Это произошло на исходе 1521 года, в декабре месяце, в трудное для княжества время. Русь только что пережила страшное бедствие, набег крымских и казанских татар, которые дошли до самой Москвы. Они осадили город и разграбили все вокруг. Восемьсот тысяч русских, закованных в цепи, увели с собой, чтобы продать в рабство в Астрахани или Кафе. Исстрадавшийся и изголодавшийся народ не мог оправиться от перенесенных бедствий. Но внезапное исчезновение митрополита — дело нешуточное. Поговаривали всякое: будто Варлаам удалился сам, потому что одряхлел и состарился, или будто, поссорившись с великим князем, швырнул оземь посох и уехал в Белозерский монастырь, чтобы вести там отшельническую жизнь. Но то ли жил Варлаам в каком-нибудь монастыре, то ли заперли его в курную избу или даже умертвили и почему повздорил он с великим князем — все это оставалось тайной.

Прошло несколько месяцев. И как при воспалении раны, когда лихорадит все тело, а никому не ведомо, отчего это, пока, нагноившись, рана не прорвется, так и в истории с Варлаамом: прежние слухи и пересуды постепенно замолкли, забылись. И теперь все перешептывались с опаской о том, что было в действительности: старый митрополит в присутствии великого князя швырнул оземь посох, так как его принуждали дать согласие на второй брак Василия.

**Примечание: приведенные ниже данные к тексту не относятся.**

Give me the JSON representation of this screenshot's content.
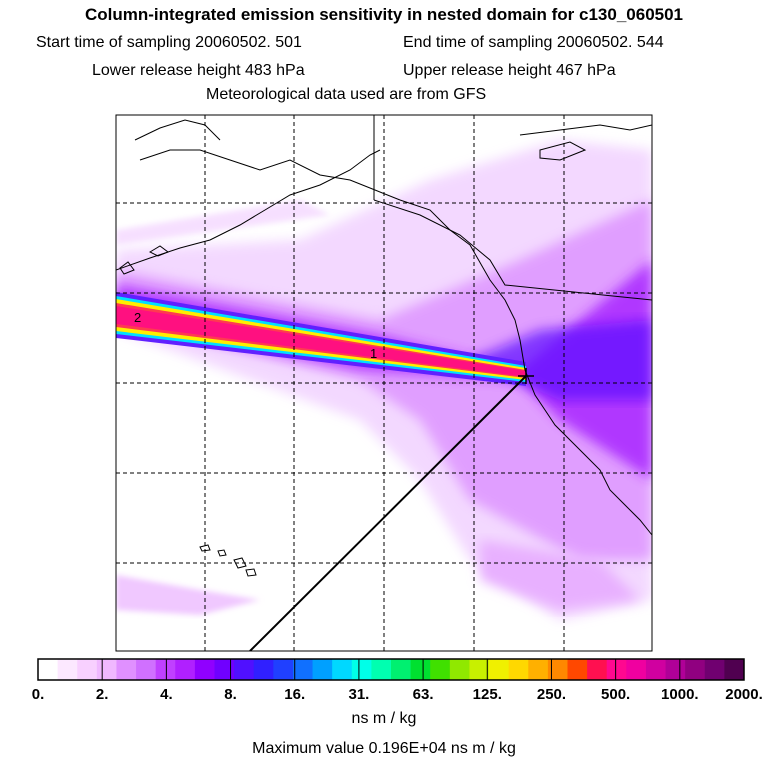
{
  "header": {
    "title": "Column-integrated emission sensitivity in nested domain for c130_060501",
    "start_label": "Start time of sampling 20060502.   501",
    "end_label": "End time of sampling 20060502.   544",
    "lower_label": "Lower release height  483 hPa",
    "upper_label": "Upper release height  467 hPa",
    "met_label": "Meteorological data used are from GFS"
  },
  "map": {
    "markers": [
      "1",
      "2"
    ],
    "colors": {
      "plume_core": "#ff1080",
      "plume_edge_yellow": "#ffee00",
      "plume_edge_cyan": "#00e8ff",
      "sensitivity_purple": "#a000ff",
      "sensitivity_light": "#f0c8ff",
      "coastline": "#000000",
      "grid": "#000000"
    }
  },
  "colorbar": {
    "colors": [
      "#ffffff",
      "#fce8ff",
      "#f8d0ff",
      "#f0b8ff",
      "#e090ff",
      "#d070ff",
      "#c040ff",
      "#b020ff",
      "#9000ff",
      "#7000ff",
      "#5010ff",
      "#3020ff",
      "#2040ff",
      "#1070ff",
      "#00a0ff",
      "#00d8ff",
      "#00ffe8",
      "#00ffb0",
      "#00f070",
      "#00e030",
      "#40e000",
      "#90e800",
      "#c8f000",
      "#f0f000",
      "#ffd800",
      "#ffb000",
      "#ff8800",
      "#ff4800",
      "#ff1050",
      "#ff0890",
      "#f000a0",
      "#d000a0",
      "#b00098",
      "#900080",
      "#700070",
      "#500050"
    ],
    "tick_labels": [
      "0.",
      "2.",
      "4.",
      "8.",
      "16.",
      "31.",
      "63.",
      "125.",
      "250.",
      "500.",
      "1000.",
      "2000."
    ],
    "units": "ns m / kg",
    "max_value": "Maximum value  0.196E+04 ns m / kg"
  }
}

После окончания войны возобновились разговоры о разводе великого князя. Говорили, будто у него нет больше надежды дождаться сына от Соломонии. Великая княгиня считала, что вина не ее, болен Василий. И если бы она постриглась в монахини, все равно у него не появился бы наследник. Ему, мол, надо лечиться. Брат великой княгини Иван Сабуров привез из Рязани знахарку Степаниду. Она осмотрела Соломонию и сказала, что та нездорова. И если хочет удержать супруга, пускай обмывается каждое утро в живой воде, а влажные руки вытирает о мужнее исподнее. Василий прослышал об этом. Ему нашептали, что знахарка дала княгине вовсе не живую воду, а зелье. Великий князь вознегодовал. Объявил жене, что ее постригут в монахини. Соломония обратилась за помощью к митрополиту Варлааму, Вассиану и святогорцу Максиму, которые посоветовали ей неволей не идти в монастырь. Передавали еще, что великий князь во всем держит теперь совет с игуменом Волоколамского монастыря Даниилом. А тот побуждает его отбросить сомнения и ради блага церкви и государства нанести удар недругам. Болтали и разное другое, но самое важное услышал однажды Максим из уст одного боярина.

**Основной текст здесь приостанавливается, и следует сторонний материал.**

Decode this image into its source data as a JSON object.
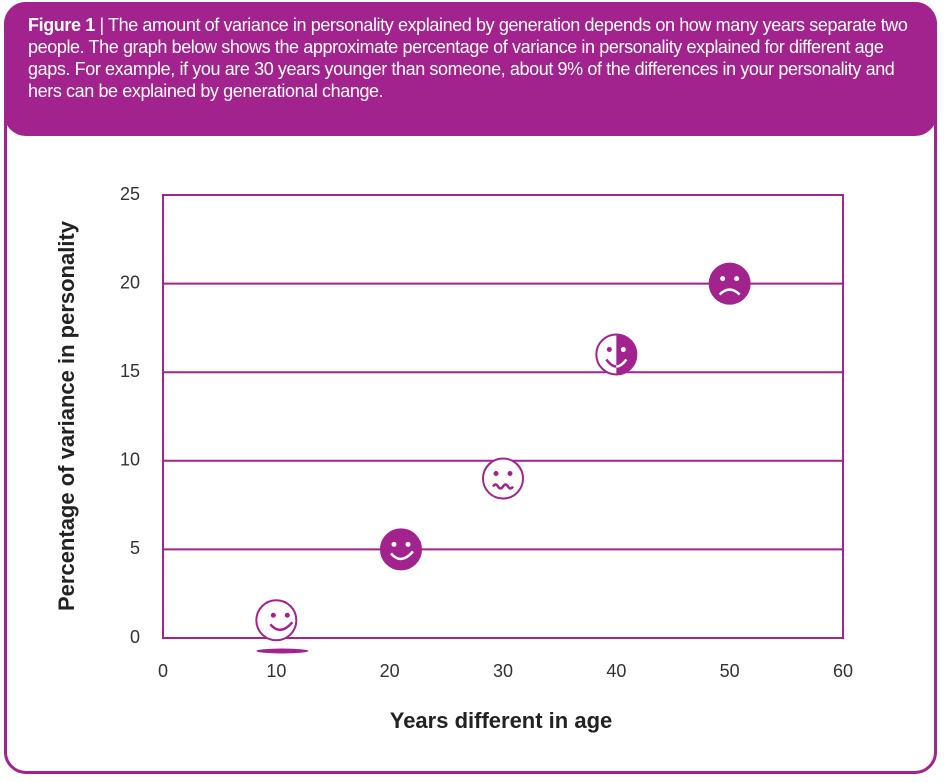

Войдя в келью, боярин выразительно взглянул на Афанасия, как бы прося его удалить, — ведь теперь уже все знали, что захудалый келейник — шпион Ионы, Иуда, продавшийся за сребреники. Когда Максим беседовал с другими учеными лишь о божественном и духовном, он не прогонял Афанасия, чтобы и этот бедняга послушал, просветился и очистилась его душа.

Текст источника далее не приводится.